L’échine de porc

Julien, c’est à la boucherie-charcuterie que ça s’est passé.
Il attendait dans la queue, derrière une habituée aux tempes argentées. La cane fière qui avait dû rosser quelques inconvenants et le cabas sous le bras. De ves vieux sacs en forme de coude, presque. Julien pensa cabras, c’est comme ça qu’on aurait dû nommer ce mot. il pensa, souriant hardiment de son trait d’esprit, un filet migon.
Il souriait encore quand la vieille femme demanda à la vendeuse de l’échine de porc. C’était nonchalant, aimable mais Julien se mit à tanguer, ruisselant d’une sueur qui s’était mise à débarquer de partout avant de chanceler et de chanceler encore, soudain livide, au bord de l’évanouissement.

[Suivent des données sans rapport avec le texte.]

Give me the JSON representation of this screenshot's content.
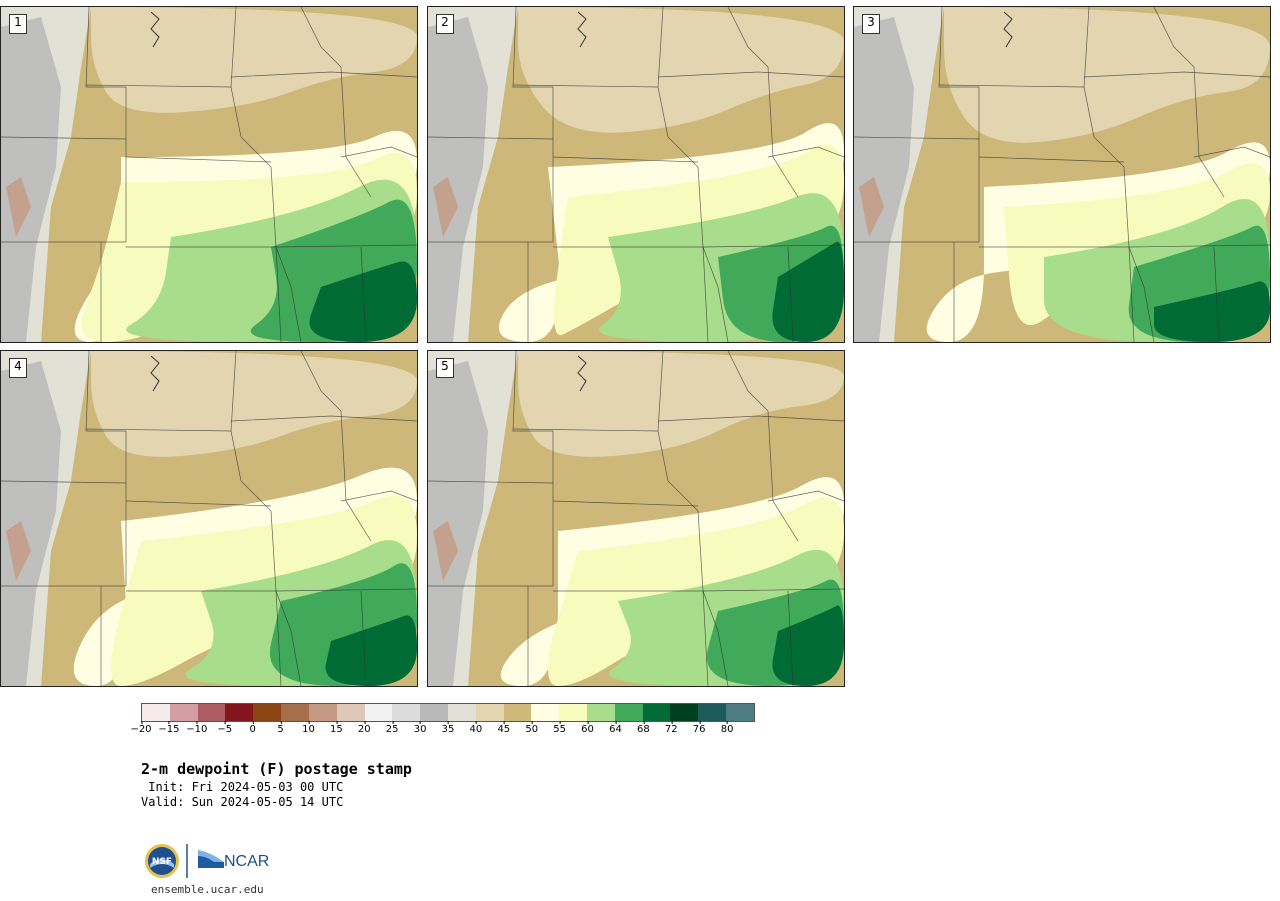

Le silence s’était fait dans la boucherie climatisée et on le regardait, on lui demandait si ça allait, non ça n’allait pas, mais c’était compatissant, vraiment ; on lui proposa une chaise pendant que le boucher fendait des os en deux, on lui demanda s’il voulait manger quelque chose, une rondelle de salamis, un verre d’eau mais ses mains repoussaient ces élans de sollicitude, sourire contrit, ça va, ça va, c’est rien.
Il s’en alla entendant dans son dos le mot fringale, quelques ricanements et le cliquetis de la caisse enregistreuse. La vieille femme payait en liquide son échine.
Il rentra chez lui, pour s’allonger, s’éponger, se tirer la peau du visage, grimacer, regarder. Essayer de comprendre, quoi.  Il lui fallut un peu de temps pour relier les deux bouts et en revenir à l’échine de porc.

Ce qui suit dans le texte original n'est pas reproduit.